God staat hier volkomen buiten, letterlijk.
Massaal fanatisme b.v. onttrekt veel energie aan de algemene energiebron, waaruit allen leven. Die energiebron verzwakt daardoor en er staat zeer weinig tegenover waardoor die energie wordt vernieuwd of aangevoerd.
Dit was de taak van de natuur of de wisselwerking tussen natuur en hoogste energiebron of God, maar als die natuur nog nauwelijks kan ademhalen verzwakt deze wisselwerking.
Dit is een normaal gegeven.
Mensen kunnen bijdragen aan deze wisselwerking, ofwel deze onderbreken.
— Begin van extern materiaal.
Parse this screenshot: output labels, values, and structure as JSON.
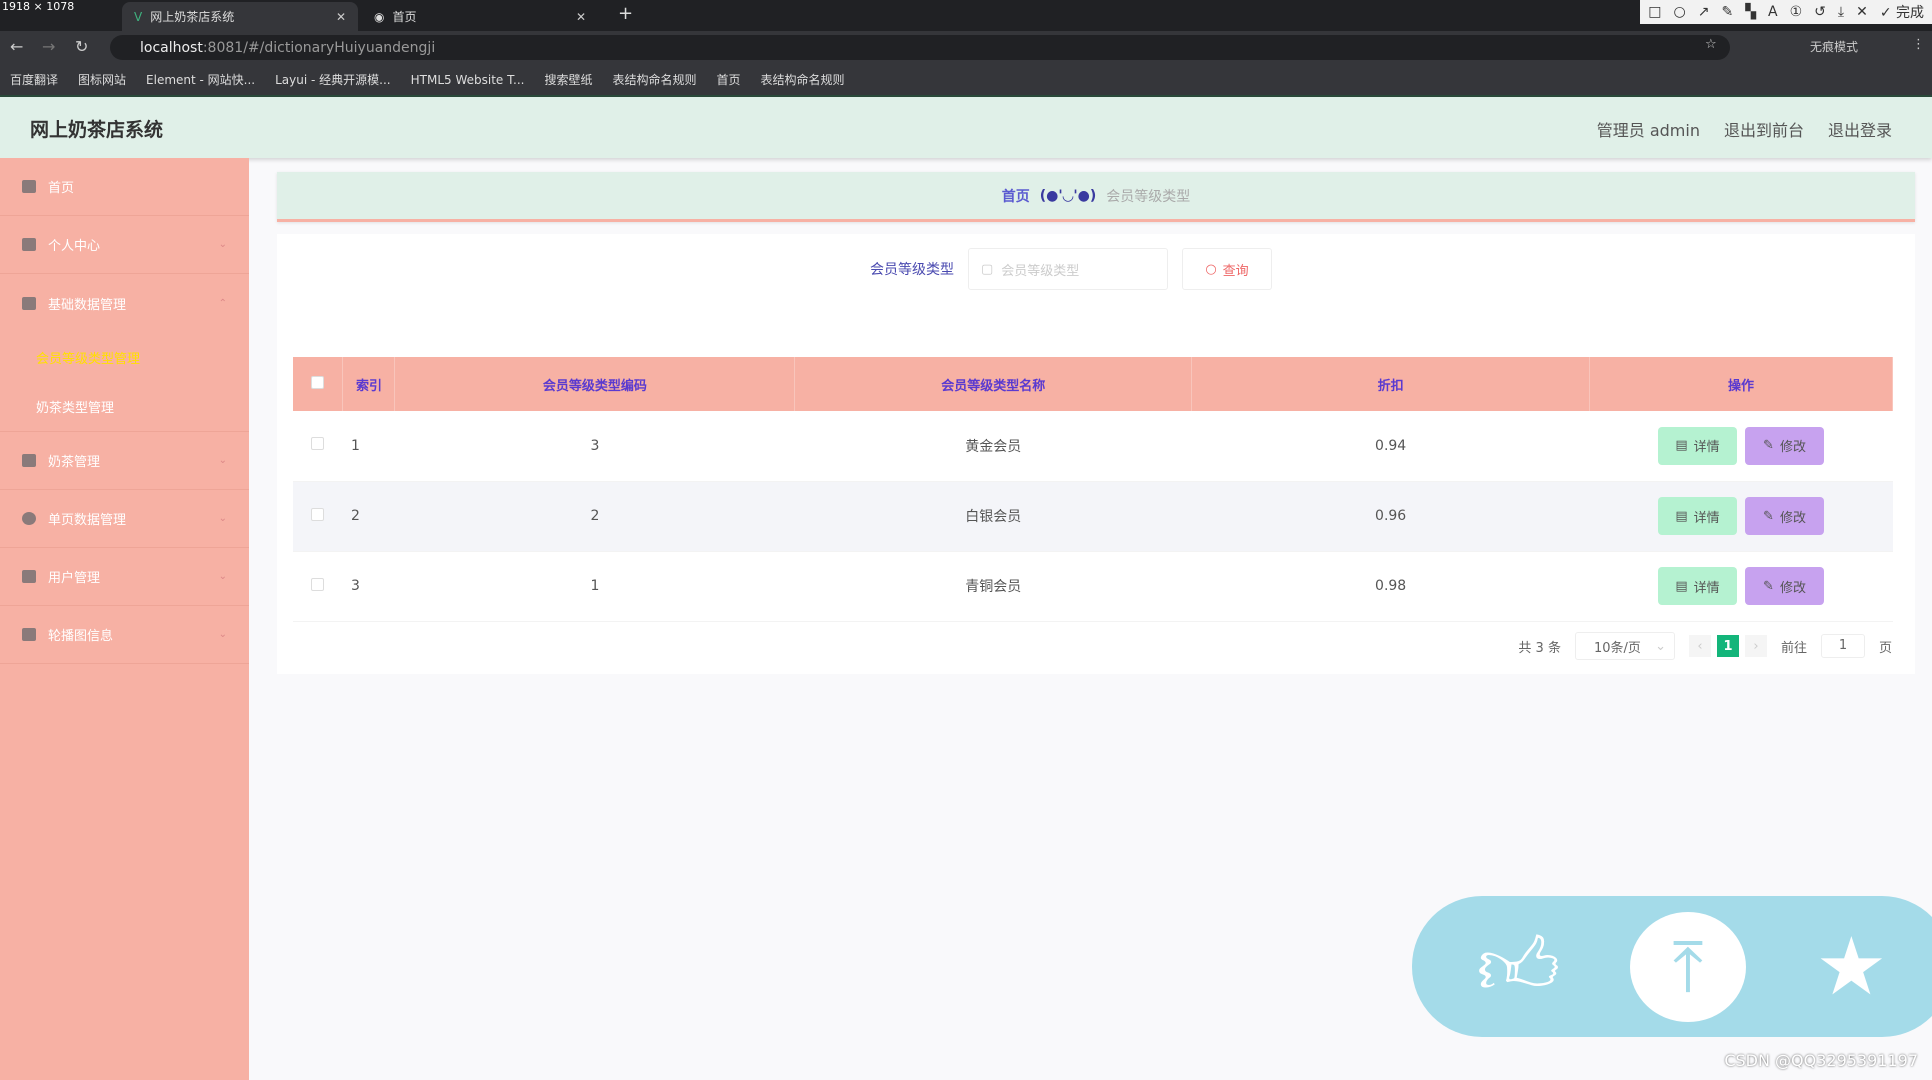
{
  "browser": {
    "size_badge": "1918 × 1078",
    "tabs": [
      {
        "label": "网上奶茶店系统",
        "active": true
      },
      {
        "label": "首页",
        "active": false
      }
    ],
    "url_host": "localhost",
    "url_rest": ":8081/#/dictionaryHuiyuandengji",
    "incognito": "无痕模式",
    "screenshot_done": "完成",
    "bookmarks": [
      "百度翻译",
      "图标网站",
      "Element - 网站快...",
      "Layui - 经典开源模...",
      "HTML5 Website T...",
      "搜索壁纸",
      "表结构命名规则",
      "首页",
      "表结构命名规则"
    ]
  },
  "header": {
    "title": "网上奶茶店系统",
    "user": "管理员 admin",
    "to_front": "退出到前台",
    "logout": "退出登录"
  },
  "sidebar": {
    "items": [
      {
        "label": "首页",
        "icon": "home-icon"
      },
      {
        "label": "个人中心",
        "icon": "user-icon"
      },
      {
        "label": "基础数据管理",
        "icon": "mail-icon"
      },
      {
        "label": "奶茶管理",
        "icon": "box-icon"
      },
      {
        "label": "单页数据管理",
        "icon": "compass-icon"
      },
      {
        "label": "用户管理",
        "icon": "clipboard-icon"
      },
      {
        "label": "轮播图信息",
        "icon": "image-icon"
      }
    ],
    "subitems": [
      {
        "label": "会员等级类型管理",
        "active": true
      },
      {
        "label": "奶茶类型管理",
        "active": false
      }
    ]
  },
  "breadcrumb": {
    "home": "首页",
    "separator": "(●'◡'●)",
    "current": "会员等级类型"
  },
  "search": {
    "label": "会员等级类型",
    "placeholder": "会员等级类型",
    "button": "查询"
  },
  "table": {
    "headers": [
      "索引",
      "会员等级类型编码",
      "会员等级类型名称",
      "折扣",
      "操作"
    ],
    "rows": [
      {
        "index": "1",
        "code": "3",
        "name": "黄金会员",
        "discount": "0.94"
      },
      {
        "index": "2",
        "code": "2",
        "name": "白银会员",
        "discount": "0.96"
      },
      {
        "index": "3",
        "code": "1",
        "name": "青铜会员",
        "discount": "0.98"
      }
    ],
    "detail_label": "详情",
    "edit_label": "修改"
  },
  "pagination": {
    "total": "共 3 条",
    "page_size": "10条/页",
    "current": "1",
    "goto_prefix": "前往",
    "goto_value": "1",
    "goto_suffix": "页"
  },
  "watermark": "CSDN @QQ3295391197",
  "colors": {
    "sidebar": "#f7b1a4",
    "header": "#e0f0e8",
    "detail_btn": "#b5f2d1",
    "edit_btn": "#c7a2ef",
    "float_widget": "#a4dbe9",
    "active_page": "#13b57a"
  }
}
Wij onderbreken, allen tezamen, méér, dan dat wij hieraan goed doen. En dit geldt voor onze gehele wereld, want overal is de mens onjuist, egocentrisch, zeer profiterend bezig.
Als wij, en dat doen we, die milieu-afbraak betreuren, kunnen we slechts één ding daar tegenover stellen: innerlijk opbouwend bezig zijn, bezien vanuit onze gehele levensinstelling.
Maar wij moeten nooit denken, dat wij, nu nog, die snel zich ontwikkelende afgang zullen kunnen tegenhouden.
Wij zijn, ook de goedbedoelenden, te verdeeld, te gemakzuchtig, te vriendelijk, en veel te weinig consequent en doorzettend.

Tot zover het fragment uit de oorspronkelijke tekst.